[author: Henry Umney]
Banking regulators around the world often proactively engage with their chartered banks to provide advice on their priorities.
They want feedback, comment and contribution about issues that may need to be resolved. This helps regulators and regulatees get a comprehensive view of complex issues and helps develop initiatives that create better outcomes for banks, consumers and the economy at large.
As part of this market commitment, the United States Office of the Comptroller of the Currency (OCC) recently released its Fall 2021 Semi-annual risk outlook.
The review highlights that the OCC sees operational risk issues as the most significant risk banks will face in 2022. Compliance risk is also an issue for the OCC, in part due to a continued stream of regulatory requirements, but also the end of the CARES (Coronavirus Aid, Relief, and Economic Security Act) Paycheck Protection Program (PPP) and other forbearance programs. The OCC is also aware of the impact on banks of low interest margins and the need to improve profits.
The OCC’s focus on operational risk has come to light, in part because of the challenges of the past two years, but also because of longer-term developments. These have been driven by technological developments and the need to provide new products and services in a low interest economy.
Three interconnected operational risks
The OCC has identified three critical operational risks that are interconnected: cybersecurity, ongoing digitization banking services, and the recourse to third parties to provide critical services.
Cybersecurity is a well-understood issue, but the changing nature of banking services – and the potential for new threats to emerge – means that investments in this area remain significant and essential. Many of these changes in banking have been driven by the rapid growth of digital banking. These changes are in turn shaped by how banks have worked closely with third parties, either as providers of data, technology or business applications, or as partners providing new access routes. at the market.
The main concern? Third party risk
In many ways, it is third-party risk that is of most concern to U.S. regulators, as the OCC, Federal Deposit Insurance Corporation (FDIC), and Federal Reserve collaborate on how best to manage relationships with third parties.
Historically, banks have been slow to adopt third-party services, especially cloud services, compared to their peers outside of financial services. However, with safety considerations fully taken into account, banks are more than making up for lost time. They are aggressively adopting cloud-based computing capabilities for their own use, as well as cloud-based services that feature in many services provided through its supply chain, directly by third-party vendors as well as vendors located at the heart of the fourth and fifth floors.
These third-party services are essential to the delivery of many new services and products, where vendors and partners provide much of the data, technology, information and market access routes that banks need to make these companies a success. Quite simply, third-party organizations may provide these services faster and more cost effective than if the banks went it alone.
However, as regulators and banks have observed, data security and management standards and processes that are in the banks must be mirrored at their third-party service providers, and their supply chains. Banks, and ultimately regulators, need to be confident that these providers have the capabilities to implement and monitor their requirements.

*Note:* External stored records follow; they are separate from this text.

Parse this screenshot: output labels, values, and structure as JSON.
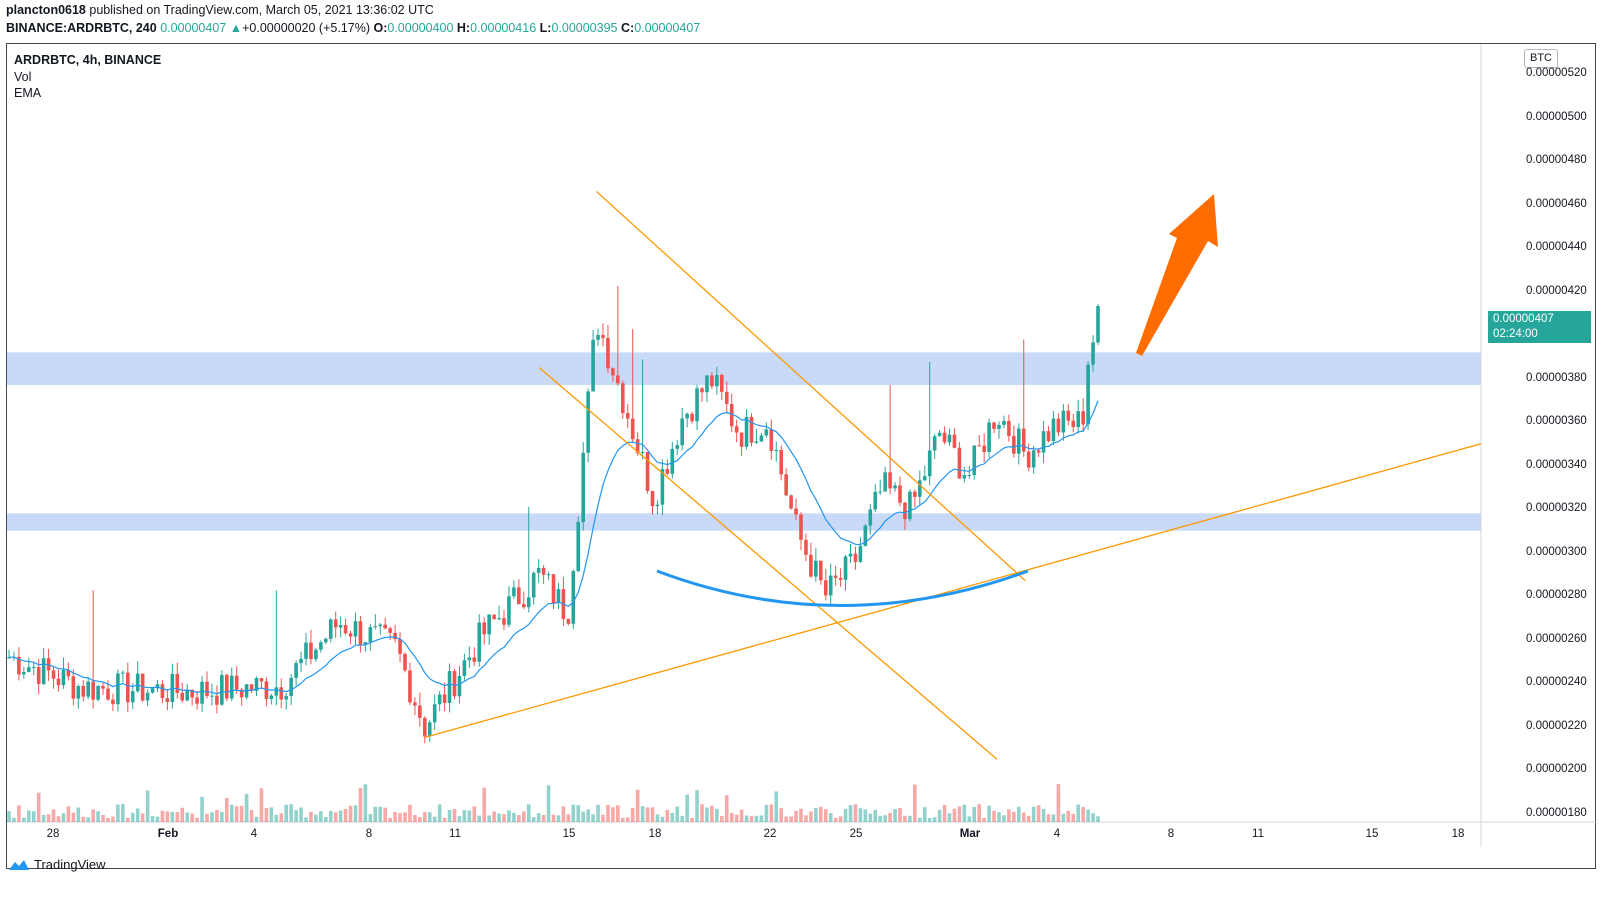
{
  "header": {
    "author": "plancton0618",
    "published": "published on TradingView.com, March 05, 2021 13:36:02 UTC",
    "symbol": "BINANCE:ARDRBTC, 240",
    "last": "0.00000407",
    "change": "+0.00000020 (+5.17%)",
    "o_label": "O:",
    "o_value": "0.00000400",
    "h_label": "H:",
    "h_value": "0.00000416",
    "l_label": "L:",
    "l_value": "0.00000395",
    "c_label": "C:",
    "c_value": "0.00000407"
  },
  "legend": {
    "symbol": "ARDRBTC, 4h, BINANCE",
    "vol": "Vol",
    "ema": "EMA"
  },
  "price_axis": {
    "unit": "BTC",
    "ticks": [
      "0.00000520",
      "0.00000500",
      "0.00000480",
      "0.00000460",
      "0.00000440",
      "0.00000420",
      "0.00000380",
      "0.00000360",
      "0.00000340",
      "0.00000320",
      "0.00000300",
      "0.00000280",
      "0.00000260",
      "0.00000240",
      "0.00000220",
      "0.00000200",
      "0.00000180"
    ],
    "current_price": "0.00000407",
    "countdown": "02:24:00"
  },
  "time_axis": {
    "ticks": [
      {
        "label": "28",
        "bold": false
      },
      {
        "label": "Feb",
        "bold": true
      },
      {
        "label": "4",
        "bold": false
      },
      {
        "label": "8",
        "bold": false
      },
      {
        "label": "11",
        "bold": false
      },
      {
        "label": "15",
        "bold": false
      },
      {
        "label": "18",
        "bold": false
      },
      {
        "label": "22",
        "bold": false
      },
      {
        "label": "25",
        "bold": false
      },
      {
        "label": "Mar",
        "bold": true
      },
      {
        "label": "4",
        "bold": false
      },
      {
        "label": "8",
        "bold": false
      },
      {
        "label": "11",
        "bold": false
      },
      {
        "label": "15",
        "bold": false
      },
      {
        "label": "18",
        "bold": false
      }
    ]
  },
  "footer": {
    "brand": "TradingView"
  },
  "colors": {
    "up": "#26a69a",
    "down": "#ef5350",
    "ema": "#2196f3",
    "trend": "#ff9800",
    "zone": "#bbd1f7",
    "arrow": "#ff6d00",
    "curve": "#2196f3"
  },
  "chart_data": {
    "type": "candlestick",
    "ylim": [
      1.78e-06,
      5.3e-06
    ],
    "zones": [
      [
        3.77e-06,
        3.92e-06
      ],
      [
        3.1e-06,
        3.18e-06
      ]
    ],
    "trendlines": [
      {
        "from": [
          "Feb 9",
          2.15e-06
        ],
        "to": [
          "Mar 18+",
          3.5e-06
        ]
      },
      {
        "from": [
          "Feb 15",
          4.66e-06
        ],
        "to": [
          "Mar 2",
          2.87e-06
        ]
      },
      {
        "from": [
          "Feb 13",
          3.85e-06
        ],
        "to": [
          "Feb 29",
          2.05e-06
        ]
      }
    ],
    "anchors": [
      {
        "date": "Jan 26",
        "price": 2.52e-06
      },
      {
        "date": "Jan 29",
        "price": 2.38e-06
      },
      {
        "date": "Feb 1",
        "price": 2.36e-06
      },
      {
        "date": "Feb 4",
        "price": 2.39e-06
      },
      {
        "date": "Feb 6",
        "price": 2.68e-06
      },
      {
        "date": "Feb 8",
        "price": 2.56e-06
      },
      {
        "date": "Feb 9",
        "price": 2.2e-06
      },
      {
        "date": "Feb 11",
        "price": 2.62e-06
      },
      {
        "date": "Feb 13",
        "price": 2.9e-06
      },
      {
        "date": "Feb 14",
        "price": 2.72e-06
      },
      {
        "date": "Feb 15",
        "price": 4.08e-06
      },
      {
        "date": "Feb 16",
        "price": 3.68e-06
      },
      {
        "date": "Feb 17",
        "price": 3.25e-06
      },
      {
        "date": "Feb 18",
        "price": 3.62e-06
      },
      {
        "date": "Feb 19",
        "price": 3.8e-06
      },
      {
        "date": "Feb 20",
        "price": 3.55e-06
      },
      {
        "date": "Feb 21",
        "price": 3.6e-06
      },
      {
        "date": "Feb 22",
        "price": 3.1e-06
      },
      {
        "date": "Feb 23",
        "price": 2.8e-06
      },
      {
        "date": "Feb 24",
        "price": 2.95e-06
      },
      {
        "date": "Feb 25",
        "price": 3.3e-06
      },
      {
        "date": "Feb 26",
        "price": 3.2e-06
      },
      {
        "date": "Feb 27",
        "price": 3.55e-06
      },
      {
        "date": "Feb 28",
        "price": 3.35e-06
      },
      {
        "date": "Mar 1",
        "price": 3.65e-06
      },
      {
        "date": "Mar 2",
        "price": 3.45e-06
      },
      {
        "date": "Mar 3",
        "price": 3.58e-06
      },
      {
        "date": "Mar 4",
        "price": 3.6e-06
      },
      {
        "date": "Mar 5",
        "price": 3.85e-06
      },
      {
        "date": "Mar 5",
        "price": 4.07e-06
      }
    ]
  }
}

This third-party risk management principle is at the heart of the Proposal of inter-agency guidelines for relations with third parties, published by the OCC, the FDIC and the Fed, which is currently under consultation. Regulators and banks need visibility into their relationships with third parties and the deeper supply chain, which in turn supports these businesses. Issues related to operational robustness and concentration risks are at the forefront as regulators search for new systemic risks that could impact banks and the broader economy.
The data security and management standards and processes that characterize banks must be reflected in their third-party service providers and their supply chains.
The capabilities needed to deal with third-party risk
It will be interesting to see the conclusion of the consultation process. Nevertheless, there is clear third-party risk management capabilities that banks will have to adopt and should start thinking about now, even before the requirements inspired by the consultation are finally published.
The issue of supply chain depth means that a decentralized application in SaaS mode is key to any successful third party risk management (TPRM) initiative. This approach will help companies in the third, fourth and fifth tiers of a supply chain quickly and easily implement any bank’s TPRM requirements.
A bank will need a centralized repository containing the relevant contracts, standard policy documentation and risk profiles of the different vendors. Risk and compliance teams need of proactively monitor the different elements of the supply chain, so they can react quickly if problems arise at any level before a minor problem turns into something more serious.